Mike Hogan, the last of three brothers at home; he is twenty years old. As the play opens, his only sister, Josie, helps him to leave home behind the back of their father, who has treated his sons like slaves, though he has not been able to treat Josie like one.
Josie Hogan, who is much older than Mike, a very tall, muscular woman who has cultivated the reputation of being blatantly immoral and sexually involved with many men, but who is in fact a virgin who has acted thus because her appearance humiliates her and makes her believe that she can never attract a man.

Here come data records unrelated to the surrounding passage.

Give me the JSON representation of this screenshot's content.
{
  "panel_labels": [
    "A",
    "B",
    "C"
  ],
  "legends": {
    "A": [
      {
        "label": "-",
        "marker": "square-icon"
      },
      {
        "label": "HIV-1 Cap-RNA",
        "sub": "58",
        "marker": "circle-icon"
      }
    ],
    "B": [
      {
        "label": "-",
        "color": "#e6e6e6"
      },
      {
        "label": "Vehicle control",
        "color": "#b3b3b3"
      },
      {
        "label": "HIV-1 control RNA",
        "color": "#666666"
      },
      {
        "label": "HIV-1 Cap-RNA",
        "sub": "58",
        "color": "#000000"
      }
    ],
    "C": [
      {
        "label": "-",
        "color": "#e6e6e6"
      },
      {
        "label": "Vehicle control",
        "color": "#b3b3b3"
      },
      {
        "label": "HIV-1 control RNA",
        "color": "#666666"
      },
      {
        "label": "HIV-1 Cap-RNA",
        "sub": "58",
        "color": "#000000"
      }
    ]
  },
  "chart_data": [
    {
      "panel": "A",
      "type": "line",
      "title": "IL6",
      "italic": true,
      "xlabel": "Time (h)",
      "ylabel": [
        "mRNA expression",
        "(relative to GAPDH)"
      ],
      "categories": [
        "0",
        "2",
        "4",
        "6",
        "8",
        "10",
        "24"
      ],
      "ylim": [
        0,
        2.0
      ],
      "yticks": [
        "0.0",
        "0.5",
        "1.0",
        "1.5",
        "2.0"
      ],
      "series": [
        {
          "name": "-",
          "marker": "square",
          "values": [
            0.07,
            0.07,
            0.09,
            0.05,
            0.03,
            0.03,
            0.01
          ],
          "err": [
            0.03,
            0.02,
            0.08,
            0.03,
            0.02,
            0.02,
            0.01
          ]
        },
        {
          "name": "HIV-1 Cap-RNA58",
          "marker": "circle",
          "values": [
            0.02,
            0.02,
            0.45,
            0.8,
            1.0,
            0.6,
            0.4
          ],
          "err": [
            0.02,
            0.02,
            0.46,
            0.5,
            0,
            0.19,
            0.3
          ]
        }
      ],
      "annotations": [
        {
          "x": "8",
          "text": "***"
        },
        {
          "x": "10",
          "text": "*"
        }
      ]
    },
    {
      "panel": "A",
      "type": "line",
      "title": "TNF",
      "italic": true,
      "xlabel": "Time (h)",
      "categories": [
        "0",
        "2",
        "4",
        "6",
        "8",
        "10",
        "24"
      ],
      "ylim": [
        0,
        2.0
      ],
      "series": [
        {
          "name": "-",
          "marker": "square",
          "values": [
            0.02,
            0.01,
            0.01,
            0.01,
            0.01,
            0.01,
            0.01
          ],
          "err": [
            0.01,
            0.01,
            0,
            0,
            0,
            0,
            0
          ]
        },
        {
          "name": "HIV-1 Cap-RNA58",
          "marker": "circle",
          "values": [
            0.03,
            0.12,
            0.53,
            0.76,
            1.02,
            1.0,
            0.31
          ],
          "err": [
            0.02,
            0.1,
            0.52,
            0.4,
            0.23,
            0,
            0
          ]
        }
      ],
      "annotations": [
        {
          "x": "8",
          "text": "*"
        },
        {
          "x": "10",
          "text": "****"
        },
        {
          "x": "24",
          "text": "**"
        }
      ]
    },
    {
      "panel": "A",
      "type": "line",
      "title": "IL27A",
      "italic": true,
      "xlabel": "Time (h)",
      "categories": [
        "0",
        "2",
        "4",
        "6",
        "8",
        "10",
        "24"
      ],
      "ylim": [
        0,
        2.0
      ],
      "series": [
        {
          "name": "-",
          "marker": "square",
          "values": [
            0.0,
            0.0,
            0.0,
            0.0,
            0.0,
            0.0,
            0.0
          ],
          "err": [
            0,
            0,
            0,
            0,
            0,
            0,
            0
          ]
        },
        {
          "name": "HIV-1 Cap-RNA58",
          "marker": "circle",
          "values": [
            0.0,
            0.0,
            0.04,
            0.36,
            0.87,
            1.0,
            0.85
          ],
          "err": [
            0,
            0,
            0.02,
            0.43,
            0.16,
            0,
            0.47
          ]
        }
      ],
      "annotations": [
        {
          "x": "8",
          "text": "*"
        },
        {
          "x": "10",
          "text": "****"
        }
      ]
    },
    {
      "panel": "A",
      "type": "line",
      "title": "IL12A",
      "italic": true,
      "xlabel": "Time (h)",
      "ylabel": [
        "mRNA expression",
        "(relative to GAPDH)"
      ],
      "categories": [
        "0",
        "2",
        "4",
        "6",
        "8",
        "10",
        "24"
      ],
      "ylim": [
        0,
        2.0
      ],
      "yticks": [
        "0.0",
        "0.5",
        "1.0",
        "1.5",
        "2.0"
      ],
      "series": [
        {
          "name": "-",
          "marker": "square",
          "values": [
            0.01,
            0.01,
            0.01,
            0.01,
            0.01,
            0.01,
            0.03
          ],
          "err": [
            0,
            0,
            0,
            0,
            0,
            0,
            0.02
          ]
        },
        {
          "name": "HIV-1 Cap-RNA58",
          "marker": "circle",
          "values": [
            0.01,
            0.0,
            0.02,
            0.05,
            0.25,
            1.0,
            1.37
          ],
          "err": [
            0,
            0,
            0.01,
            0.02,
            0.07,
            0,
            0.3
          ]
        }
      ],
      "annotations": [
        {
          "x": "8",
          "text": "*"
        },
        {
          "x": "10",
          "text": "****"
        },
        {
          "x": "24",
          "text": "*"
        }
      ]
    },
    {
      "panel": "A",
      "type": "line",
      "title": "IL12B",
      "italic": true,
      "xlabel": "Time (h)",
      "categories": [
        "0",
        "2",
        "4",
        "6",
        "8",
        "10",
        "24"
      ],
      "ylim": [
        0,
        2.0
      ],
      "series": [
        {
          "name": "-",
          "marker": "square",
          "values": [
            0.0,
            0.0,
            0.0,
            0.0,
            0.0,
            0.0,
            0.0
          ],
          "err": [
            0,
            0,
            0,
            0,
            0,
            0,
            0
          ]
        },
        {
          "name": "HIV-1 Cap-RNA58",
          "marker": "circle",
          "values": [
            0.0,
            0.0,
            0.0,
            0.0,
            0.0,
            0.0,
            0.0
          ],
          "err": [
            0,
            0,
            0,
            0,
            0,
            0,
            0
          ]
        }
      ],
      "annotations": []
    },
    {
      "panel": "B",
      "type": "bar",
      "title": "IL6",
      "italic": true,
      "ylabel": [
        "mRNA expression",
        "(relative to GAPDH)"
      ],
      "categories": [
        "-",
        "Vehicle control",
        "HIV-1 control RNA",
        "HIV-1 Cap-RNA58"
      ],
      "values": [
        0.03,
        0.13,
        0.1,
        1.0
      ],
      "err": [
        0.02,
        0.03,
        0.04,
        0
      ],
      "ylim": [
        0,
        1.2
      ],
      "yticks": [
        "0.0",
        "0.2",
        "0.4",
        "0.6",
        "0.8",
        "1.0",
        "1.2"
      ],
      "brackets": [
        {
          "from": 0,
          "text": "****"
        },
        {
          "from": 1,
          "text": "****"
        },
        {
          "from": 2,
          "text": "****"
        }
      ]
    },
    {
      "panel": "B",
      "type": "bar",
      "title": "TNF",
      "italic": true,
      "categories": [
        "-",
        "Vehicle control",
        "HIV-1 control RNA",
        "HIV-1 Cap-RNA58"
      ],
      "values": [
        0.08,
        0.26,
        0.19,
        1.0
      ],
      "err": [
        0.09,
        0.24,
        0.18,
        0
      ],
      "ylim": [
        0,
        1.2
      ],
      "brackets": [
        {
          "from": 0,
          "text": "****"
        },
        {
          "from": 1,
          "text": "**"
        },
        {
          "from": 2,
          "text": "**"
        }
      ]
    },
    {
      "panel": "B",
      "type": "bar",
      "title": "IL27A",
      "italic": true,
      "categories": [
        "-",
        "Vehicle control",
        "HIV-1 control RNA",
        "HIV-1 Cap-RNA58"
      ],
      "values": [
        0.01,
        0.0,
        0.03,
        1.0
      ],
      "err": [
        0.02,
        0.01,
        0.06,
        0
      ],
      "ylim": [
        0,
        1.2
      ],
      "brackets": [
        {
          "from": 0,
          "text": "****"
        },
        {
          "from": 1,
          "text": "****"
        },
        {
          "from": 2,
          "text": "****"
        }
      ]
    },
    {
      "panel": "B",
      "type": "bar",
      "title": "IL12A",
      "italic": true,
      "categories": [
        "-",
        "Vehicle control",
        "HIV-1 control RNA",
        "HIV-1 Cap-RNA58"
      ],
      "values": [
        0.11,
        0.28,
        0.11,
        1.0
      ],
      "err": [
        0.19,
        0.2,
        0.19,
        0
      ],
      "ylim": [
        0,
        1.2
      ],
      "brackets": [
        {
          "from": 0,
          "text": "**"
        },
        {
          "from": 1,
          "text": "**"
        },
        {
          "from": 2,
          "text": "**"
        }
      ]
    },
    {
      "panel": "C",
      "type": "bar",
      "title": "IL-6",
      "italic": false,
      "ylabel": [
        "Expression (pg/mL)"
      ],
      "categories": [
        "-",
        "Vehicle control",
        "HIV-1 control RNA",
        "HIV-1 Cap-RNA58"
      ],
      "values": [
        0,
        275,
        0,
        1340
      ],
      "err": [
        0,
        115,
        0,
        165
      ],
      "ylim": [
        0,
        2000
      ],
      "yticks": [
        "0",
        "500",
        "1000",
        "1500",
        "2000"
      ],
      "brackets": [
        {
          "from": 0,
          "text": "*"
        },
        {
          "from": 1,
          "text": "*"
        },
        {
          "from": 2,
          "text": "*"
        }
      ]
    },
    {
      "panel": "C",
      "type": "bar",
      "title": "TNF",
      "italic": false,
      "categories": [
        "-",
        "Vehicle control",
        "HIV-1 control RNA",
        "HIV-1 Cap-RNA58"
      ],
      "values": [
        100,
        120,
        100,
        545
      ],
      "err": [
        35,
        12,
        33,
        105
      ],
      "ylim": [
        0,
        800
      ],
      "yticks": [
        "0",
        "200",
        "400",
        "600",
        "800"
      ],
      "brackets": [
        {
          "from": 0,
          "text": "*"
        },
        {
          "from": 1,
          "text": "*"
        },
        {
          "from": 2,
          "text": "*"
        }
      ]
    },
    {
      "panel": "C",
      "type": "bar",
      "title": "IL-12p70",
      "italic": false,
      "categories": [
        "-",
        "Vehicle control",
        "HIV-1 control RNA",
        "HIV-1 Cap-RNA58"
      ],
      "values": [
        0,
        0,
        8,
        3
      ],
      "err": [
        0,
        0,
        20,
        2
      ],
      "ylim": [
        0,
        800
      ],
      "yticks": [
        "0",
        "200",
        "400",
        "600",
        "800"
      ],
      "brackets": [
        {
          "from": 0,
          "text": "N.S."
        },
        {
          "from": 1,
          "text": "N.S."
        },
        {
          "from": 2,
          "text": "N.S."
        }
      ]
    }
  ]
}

Phil Hogan, their father, a widower, alcoholic, and tenant farmer in Connecticut. He and Josie have frequent brawls that are partially pleasurable playacting. Because of her size, Josie always wins, as she does when he learns of Mike’s escape and is genuinely furious. He is secretly aware of the falsity of Josie’s reputation and tries, through a series of ruses, to bring her and Tyrone together.
T. Stedman Harder
T. Stedman Harder, a nearby estate owner who would like to buy the property, though actually Tyrone will buy it and keep the Hogans as tenants. Early in the play, Harder complains that Phil’s pigs come to his pond and mess things up; in a hilarious scene, Phil and Josie turn the tables on him and make him try (unsuccessfully) to make a dignified exit.
James (Jamie) Tyrone
James (Jamie) Tyrone, a friend of the Hogans, modeled on the playwright’s older brother. He has a traumatic memory of an event that actually happened to the real James. He and Josie care deeply for each other, though both have difficulty in expressing their feelings. They arrange a meeting at the farm that night, but Josie is devastated when Jamie does not appear. He finally does arrive, very drunk. He is an alcoholic, both in the play and in real life, but capable of behaving, and thinking, as either drunk or sober. He is perfectly aware that her playing the loose woman is false, and what he wants from her is simply a night of comfort as a means of escaping from the unbearable memory that dominates his life. Their talk shifts gradually from failure to communicate to deep communication. At one point, Josie, deeply in love with him, offers him her bed, but because his lifelong loose sexuality relates to his horrible memory, he is shocked and repelled. All he wants is to be close to her, to lie (as she offers) on her breast, to confess his memory, and to have a night of peace. She hears his confession: He had been in California with his mother, who died there, and accompanied her body back East—spending the whole time in his compartment on the train with a cheap blonde. With the story told, he does spend the night in peace, his head on her breast in the moonlight; this is probably the only night she will ever spend with a man. Her feelings are more of resignation to that fact than of comfort, though finally, when Jamie leaves at peace at the play’s end, she too is at peace.